It is known that 10 % of a school's athlete population uses drugs. The Athletic Director gives a drug test which registers correctly as positive in 82 % of the cases where the drug is present and correctly as negative in 96 % of the cases where the drug is absent. One athlete is randomly selected and tested. Find the probability that the athlete is NOT a drug user, given that the test result is negative. Give your answer as a decimal number, with 4 decimal places.

To find the probability that the athlete is NOT a drug user given that the test result is negative, we can use Bayes' theorem. Bayes' theorem states that the conditional probability of an event A given an event B can be calculated as:

P(A | B) = (P(B | A) * P(A)) / P(B)

In this case, we want to find the probability that the athlete is NOT a drug user (A) given that the test result is negative (B). Let's break down the information we have:

P(A) = probability that the athlete is NOT a drug user = 1 - 0.10 = 0.90 (since we know that 10% of the athlete population uses drugs)
P(B | A) = probability that the test result is negative given that the athlete is NOT a drug user = 0.96 (given in the problem)
P(B) = probability that the test result is negative

To find P(B), we need to consider both the cases where the athlete is a drug user and where the athlete is not a drug user.

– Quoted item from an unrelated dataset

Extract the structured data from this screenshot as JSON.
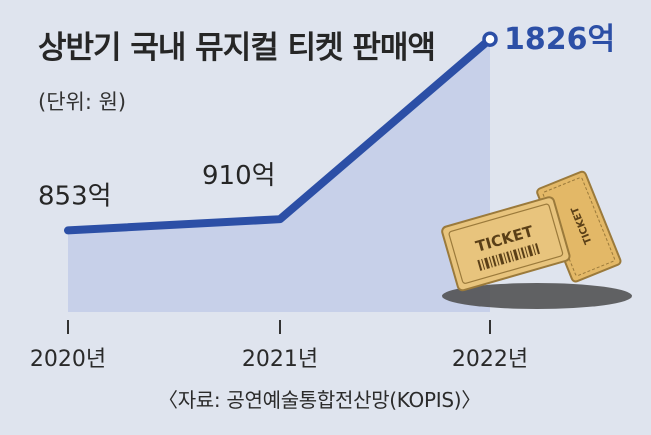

Case 1: The athlete is a drug user
P(B | A') = probability that the test result is negative given that the athlete is a drug user = 1 - 0.82 (since a positive test result registers as 1 - 0.82 = 0.18)
P(A') = probability that the athlete is a drug user = 0.10 (given in the problem)

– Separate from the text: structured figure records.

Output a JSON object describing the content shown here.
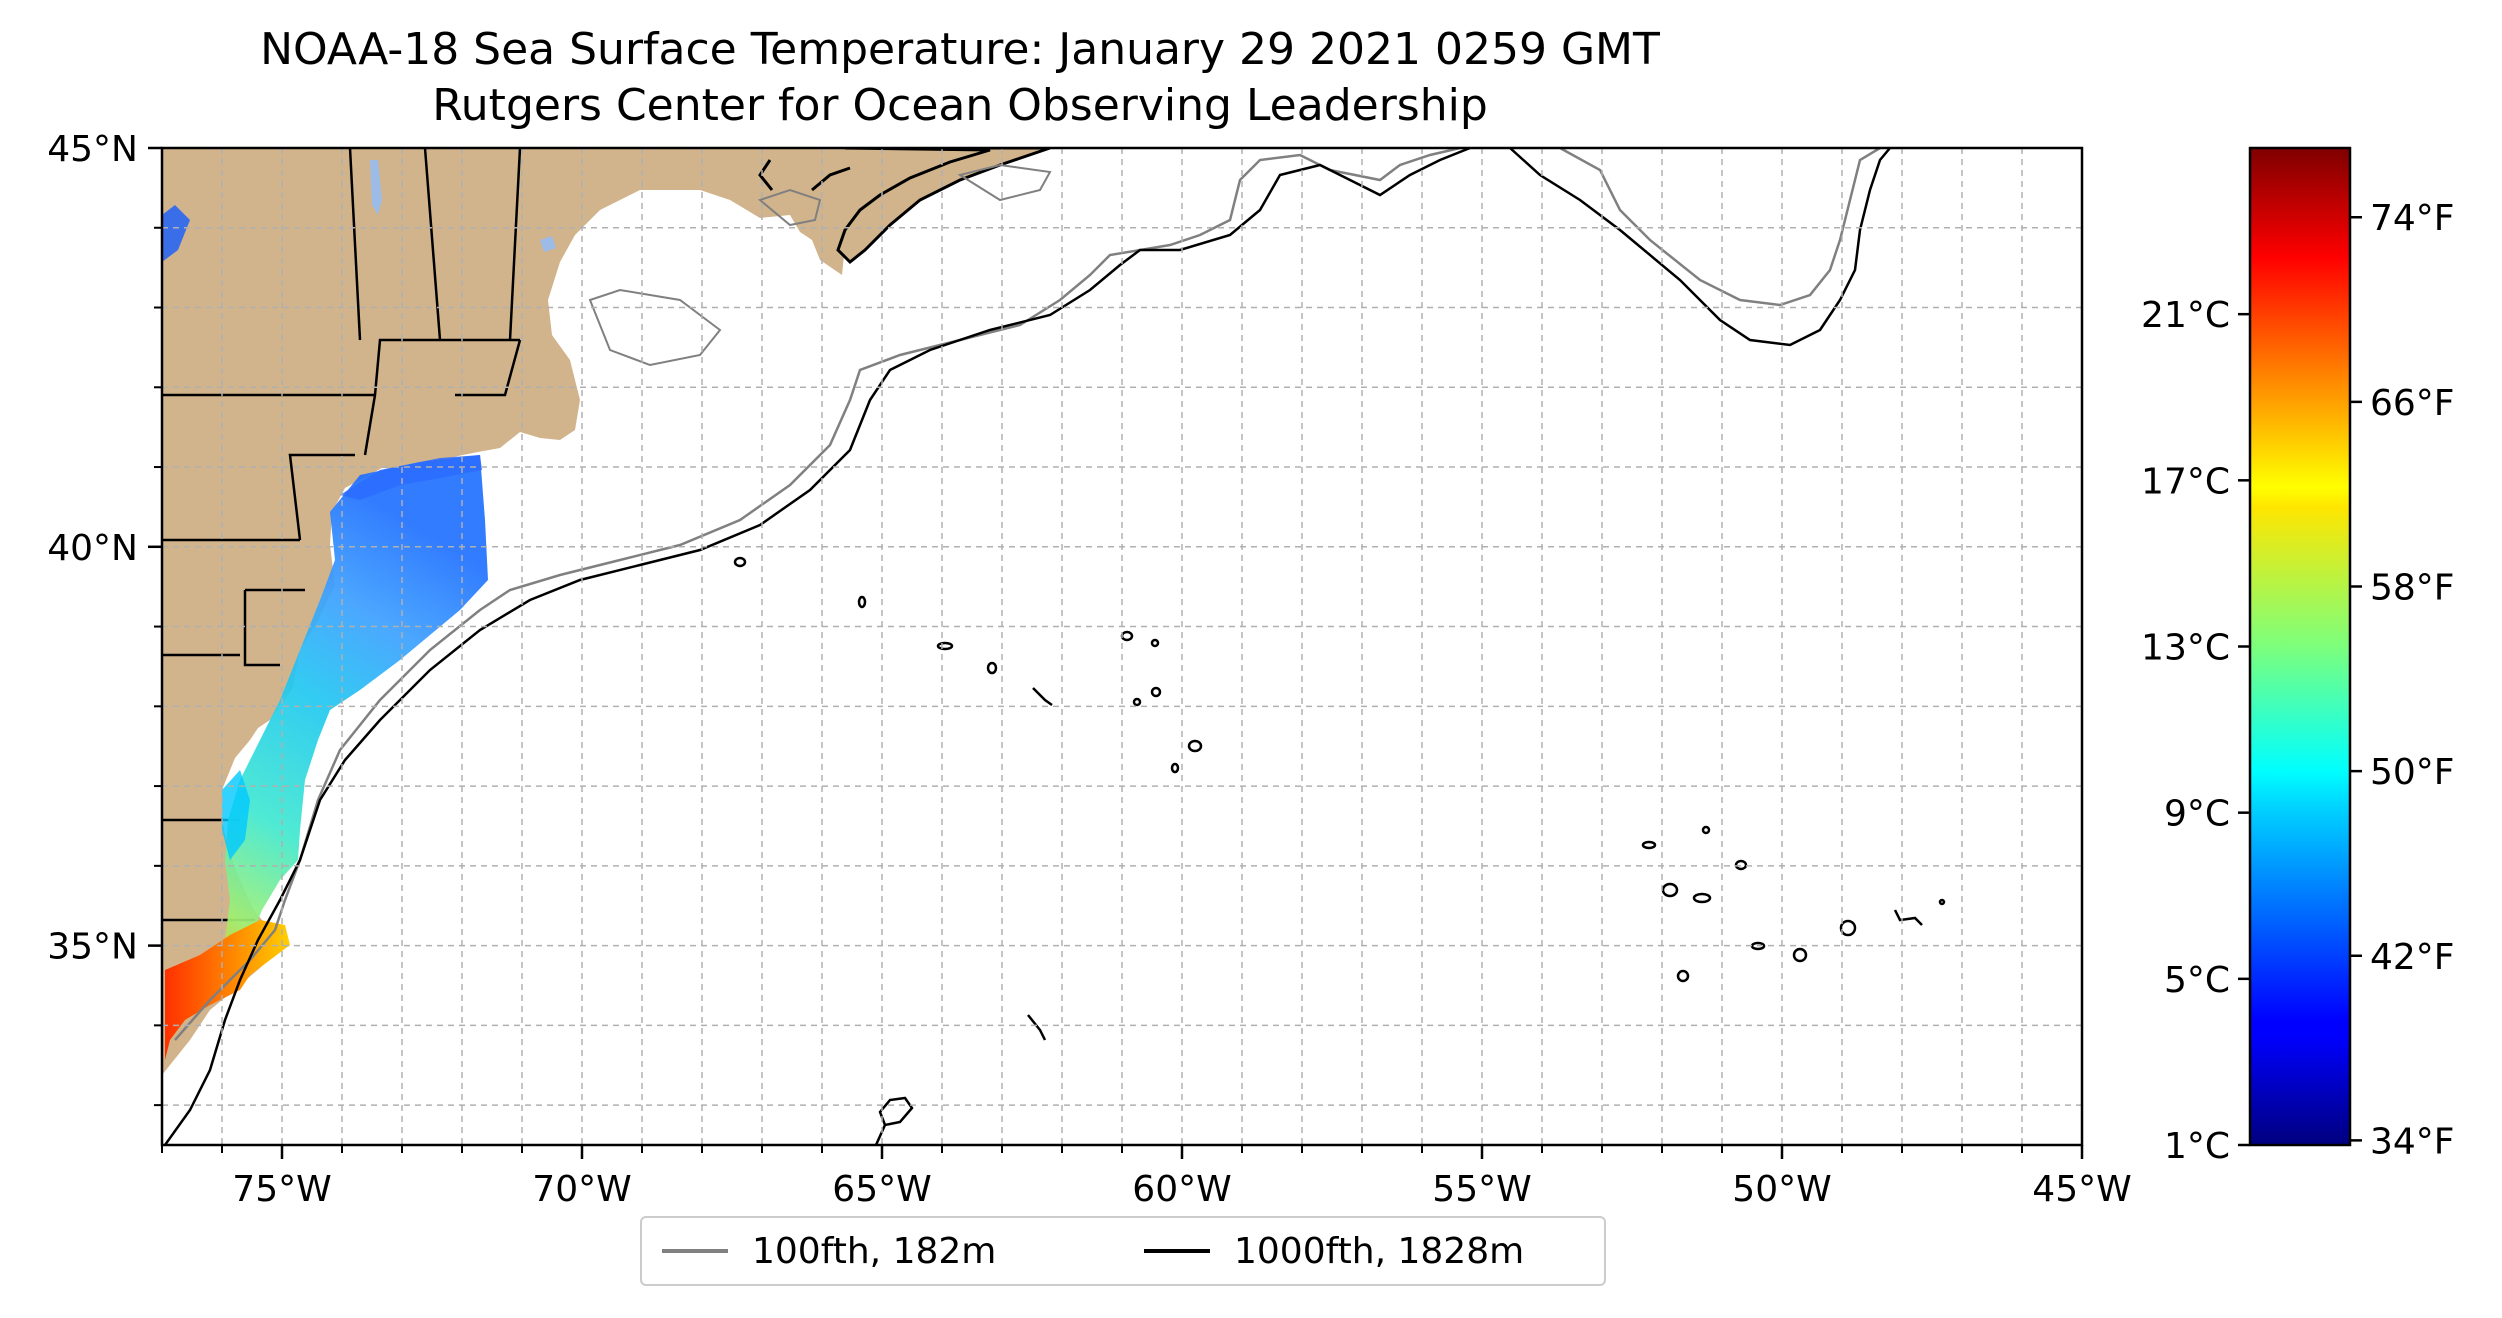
{
  "title": {
    "line1": "NOAA-18 Sea Surface Temperature: January 29 2021 0259 GMT",
    "line2": "Rutgers Center for Ocean Observing Leadership"
  },
  "map": {
    "lon_range": [
      -77,
      -45
    ],
    "lat_range": [
      32.5,
      45
    ],
    "x_ticks": [
      {
        "lon": -75,
        "label": "75°W"
      },
      {
        "lon": -70,
        "label": "70°W"
      },
      {
        "lon": -65,
        "label": "65°W"
      },
      {
        "lon": -60,
        "label": "60°W"
      },
      {
        "lon": -55,
        "label": "55°W"
      },
      {
        "lon": -50,
        "label": "50°W"
      },
      {
        "lon": -45,
        "label": "45°W"
      }
    ],
    "y_ticks": [
      {
        "lat": 45,
        "label": "45°N"
      },
      {
        "lat": 40,
        "label": "40°N"
      },
      {
        "lat": 35,
        "label": "35°N"
      }
    ],
    "gridlines": "dashed every 1 degree",
    "colors": {
      "land": "#d2b48c",
      "lakes": "#9cbbe6",
      "isobath_100fth": "#808080",
      "isobath_1000fth": "#000000",
      "grid": "#b0b0b0"
    }
  },
  "legend": {
    "items": [
      {
        "label": "100fth, 182m",
        "color": "#808080"
      },
      {
        "label": "1000fth, 1828m",
        "color": "#000000"
      }
    ]
  },
  "colorbar": {
    "colormap": "jet",
    "range_f": [
      33.8,
      77
    ],
    "celsius_ticks": [
      {
        "c": 1,
        "label": "1°C"
      },
      {
        "c": 5,
        "label": "5°C"
      },
      {
        "c": 9,
        "label": "9°C"
      },
      {
        "c": 13,
        "label": "13°C"
      },
      {
        "c": 17,
        "label": "17°C"
      },
      {
        "c": 21,
        "label": "21°C"
      }
    ],
    "fahrenheit_ticks": [
      {
        "f": 34,
        "label": "34°F"
      },
      {
        "f": 42,
        "label": "42°F"
      },
      {
        "f": 50,
        "label": "50°F"
      },
      {
        "f": 58,
        "label": "58°F"
      },
      {
        "f": 66,
        "label": "66°F"
      },
      {
        "f": 74,
        "label": "74°F"
      }
    ]
  }
}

Case 2: The athlete is not a drug user
P(B | A) = probability that the test result is negative given that the athlete is not a drug user = 0.96 (given in the problem)
P(A) = probability that the athlete is not a drug user = 0.90 (calculated earlier)

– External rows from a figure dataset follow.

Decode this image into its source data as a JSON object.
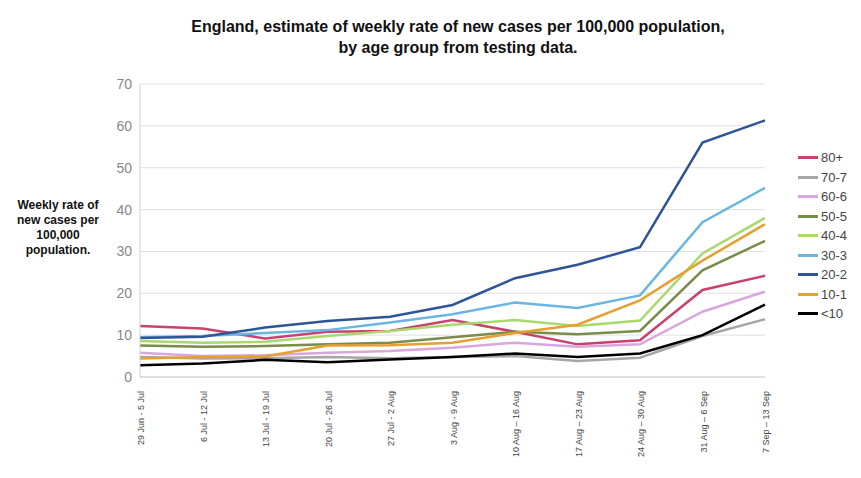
{
  "chart_data": {
    "type": "line",
    "title": "England, estimate of weekly rate of new cases per 100,000 population, by age group from testing data.",
    "y_label": "Weekly rate of new cases per 100,000 population.",
    "categories": [
      "29 Jun - 5 Jul",
      "6 Jul - 12 Jul",
      "13 Jul - 19 Jul",
      "20 Jul - 26 Jul",
      "27 Jul - 2 Aug",
      "3 Aug - 9 Aug",
      "10 Aug – 16 Aug",
      "17 Aug – 23 Aug",
      "24 Aug – 30 Aug",
      "31 Aug – 6 Sep",
      "7 Sep – 13 Sep"
    ],
    "series": [
      {
        "name": "80+",
        "color": "#c8426e",
        "values": [
          12.2,
          11.6,
          9.2,
          10.8,
          11,
          13.6,
          10.8,
          7.8,
          8.8,
          20.8,
          24.2
        ]
      },
      {
        "name": "70-7",
        "color": "#a6a6a6",
        "values": [
          4.8,
          4.4,
          4.5,
          4.8,
          4.5,
          4.8,
          5,
          3.8,
          4.6,
          9.8,
          13.8
        ]
      },
      {
        "name": "60-6",
        "color": "#d9a6e0",
        "values": [
          5.8,
          5,
          5.2,
          5.8,
          6.2,
          7,
          8.2,
          7.2,
          7.8,
          15.6,
          20.4
        ]
      },
      {
        "name": "50-5",
        "color": "#7a8c4a",
        "values": [
          7.5,
          7.2,
          7.4,
          7.8,
          8.2,
          9.5,
          10.8,
          10.2,
          11,
          25.5,
          32.5
        ]
      },
      {
        "name": "40-4",
        "color": "#a8d86e",
        "values": [
          8.6,
          8.2,
          8.4,
          9.8,
          11,
          12.5,
          13.6,
          12.2,
          13.5,
          29.5,
          38
        ]
      },
      {
        "name": "30-3",
        "color": "#6ab6e0",
        "values": [
          9.5,
          9.8,
          10.5,
          11.2,
          13,
          15,
          17.8,
          16.5,
          19.5,
          37,
          45.2
        ]
      },
      {
        "name": "20-2",
        "color": "#2f5597",
        "values": [
          9.3,
          9.6,
          11.8,
          13.4,
          14.4,
          17.2,
          23.6,
          26.8,
          31,
          56,
          61.3
        ]
      },
      {
        "name": "10-1",
        "color": "#e6a030",
        "values": [
          4.4,
          4.8,
          4.9,
          7.5,
          7.6,
          8.2,
          10.5,
          12.5,
          18.3,
          27.8,
          36.5
        ]
      },
      {
        "name": "<10",
        "color": "#000000",
        "values": [
          2.8,
          3.2,
          4.1,
          3.5,
          4.2,
          4.8,
          5.6,
          4.8,
          5.6,
          10,
          17.3
        ]
      }
    ],
    "ylim": [
      0,
      70
    ],
    "yticks": [
      0,
      10,
      20,
      30,
      40,
      50,
      60,
      70
    ],
    "grid": true,
    "legend": "right"
  }
}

Now, let's calculate P(B):

P(B) = P(B | A) * P(A) + P(B | A') * P(A')
= 0.96 * 0.90 + 0.18 * 0.10
= 0.864 + 0.018
= 0.882

Finally, we can calculate P(A | B) using Bayes' theorem:

P(A | B) = (P(B | A) * P(A)) / P(B)
= (0.96 * 0.90) / 0.882
= 0.864 / 0.882
≈ 0.9796

Therefore, the probability that the athlete is NOT a drug user, given that the test result is negative, is approximately 0.9796 (rounded to 4 decimal places).